Une vie vouée au cinéma…

Noureddine Saïl 

Mohamed Nait Youssef

Ce fut une mémoire vivante et grande figure du 7ème art marocain et africain. Dynamique, lucide, irremplaçable, Noureddine Saïl (1948-2020) a joué un rôle déterminant dans la promotion du cinéma et de la culture non seulement au  Maroc, mais aussi et surtout dans le reste du continent africain. Il est inutile de le présenter en deux mots. Homme de culture et mémoire vivante, Saïl a fait  de l’image et du cinéma son cheval de bataille pour la transmission des valeurs universelles ; celles de la beauté, de l’engagement, de l’ouverture, du dialogue et de l’épanouissement. Ancien professeur de philosophie puis inspecteur général de philosophie à Rabat, Saïl était derrière la création de la Fédération nationale des ciné-clubs du Maroc, créée en 1973, qu’il avait en fait  présidé jusqu’à 1983. Son passage dans le monde des vivants était marquant et exceptionnel. Car, il a, incontestablement, marqué des générations de cinéphiles, de critiques de cinéma, de mordus de l’image et des amoureux des chefs-d’œuvre du cinéma mondial.

De l’amour de la philo et du cinéma…

De Baruch Spinoza à Friedrich Nietzsche, Saïl, homme sage au regard critique et analytique, était un grand amoureux de la philosophie qu’il avait d’abord enseigné, fin des années soixante, au lycée Moulay Youssef, à Rabat. En 1970, cet intellectuel et militant de gauche s’envole au Liban pour revenir en aide aux réfugiés palestiniens sous l’égide de l’ONU. Ses combats pour promouvoir la culture et éclairer les esprits ont été commencés ainsi.

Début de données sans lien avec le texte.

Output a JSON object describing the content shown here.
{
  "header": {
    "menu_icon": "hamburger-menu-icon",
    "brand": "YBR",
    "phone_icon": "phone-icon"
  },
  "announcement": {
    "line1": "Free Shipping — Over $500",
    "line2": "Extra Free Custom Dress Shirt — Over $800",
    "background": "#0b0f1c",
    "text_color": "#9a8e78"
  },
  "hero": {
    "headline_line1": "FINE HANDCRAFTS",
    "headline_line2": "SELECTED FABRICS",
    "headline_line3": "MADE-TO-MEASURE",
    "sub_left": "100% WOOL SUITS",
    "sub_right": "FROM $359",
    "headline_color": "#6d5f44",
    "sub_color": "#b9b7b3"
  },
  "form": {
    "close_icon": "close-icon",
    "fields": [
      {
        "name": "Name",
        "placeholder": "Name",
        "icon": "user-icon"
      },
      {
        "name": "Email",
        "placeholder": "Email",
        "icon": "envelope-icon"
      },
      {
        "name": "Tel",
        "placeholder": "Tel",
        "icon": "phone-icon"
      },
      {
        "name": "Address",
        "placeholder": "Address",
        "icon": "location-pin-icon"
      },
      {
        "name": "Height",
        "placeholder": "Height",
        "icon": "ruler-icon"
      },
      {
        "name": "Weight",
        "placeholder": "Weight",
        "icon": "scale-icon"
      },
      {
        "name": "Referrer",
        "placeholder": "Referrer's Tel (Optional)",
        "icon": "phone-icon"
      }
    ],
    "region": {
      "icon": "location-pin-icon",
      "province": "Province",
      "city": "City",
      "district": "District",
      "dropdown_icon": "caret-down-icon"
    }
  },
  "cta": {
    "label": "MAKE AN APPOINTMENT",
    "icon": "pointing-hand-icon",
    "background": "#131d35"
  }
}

Acteur clé de la scène culturelle et artistique marocaine et africaine,  Saïl a dirigé de 2003 à 2014 le Centre Cinématographique Marocain (CCM). Et c’est grâce à lui, il faut le rappeler, que le 7ème art a connu une véritable effervescence et évolution sur les plans esthétiques, thématiques et cinématographiques.

Son parcours dans les médias remonte à plusieurs années. Il a en effet partagé sa vie professionnelle entre la critique de cinéma dans la presse écrite, à la radio où il animait, à partir de 1979, la fameuse émission radiophonique hebdomadaire « Écran noir », diffusée à la RTM Chaîne Inter.

Il a été à la fois professeur, scénariste, chroniqueur, auteur, producteur de cinéma. Il a laissé son empreinte de scénariste en écrivant des scénarios tels que «Badis», « Le grand voyage », « Lalla Hobby » ou encore « Ibn Assabil » (Grand voyage) portés à l’écran par le réalisateur marocain, Mohamed Abderrahman Tazi. Saïl  a signé «L’Ombre du chroniqueur», où  il a pris le défi d’écrire un livre sans la lettre «a», un certain clin d’œil à «La Disparition», un roman en lipogramme de Georges Perec, édité en 1969.

Conférencier et homme de cinéma, cet infatigable ayant fondé, à partir de 1977, et dirigé pendant des années le festival du film de Khourigba (FCAK) a marqué une génération de cinéphiles, de réalisateurs et de critiques de cinéma. Intellectuel engagé et homme de médias averti, Saïl a laissé son empreinte sur le grand et petit écran dont il avait été directeur des programmes de la Télévision Marocaine (TVM) de 1984 à1986, directeur des programmes de Canal+Horizons de 1990 à 2000, dédié  à l’Afrique francophone, ou encore  directeur général de la chaîne  2M de 2000 à 2003.

L’homme a voué son existence aux débats, aux échanges sur l’avenir et le devenir de la création cinématographique et artistique dans son pays. Il portait certainement ce rêve africain  au-delà des frontières. C’est à Rabat que ce pionnier du septième art marocain s’est éteint dans la nuit du 15 au 16 décembre, à l’âge de 73 ans.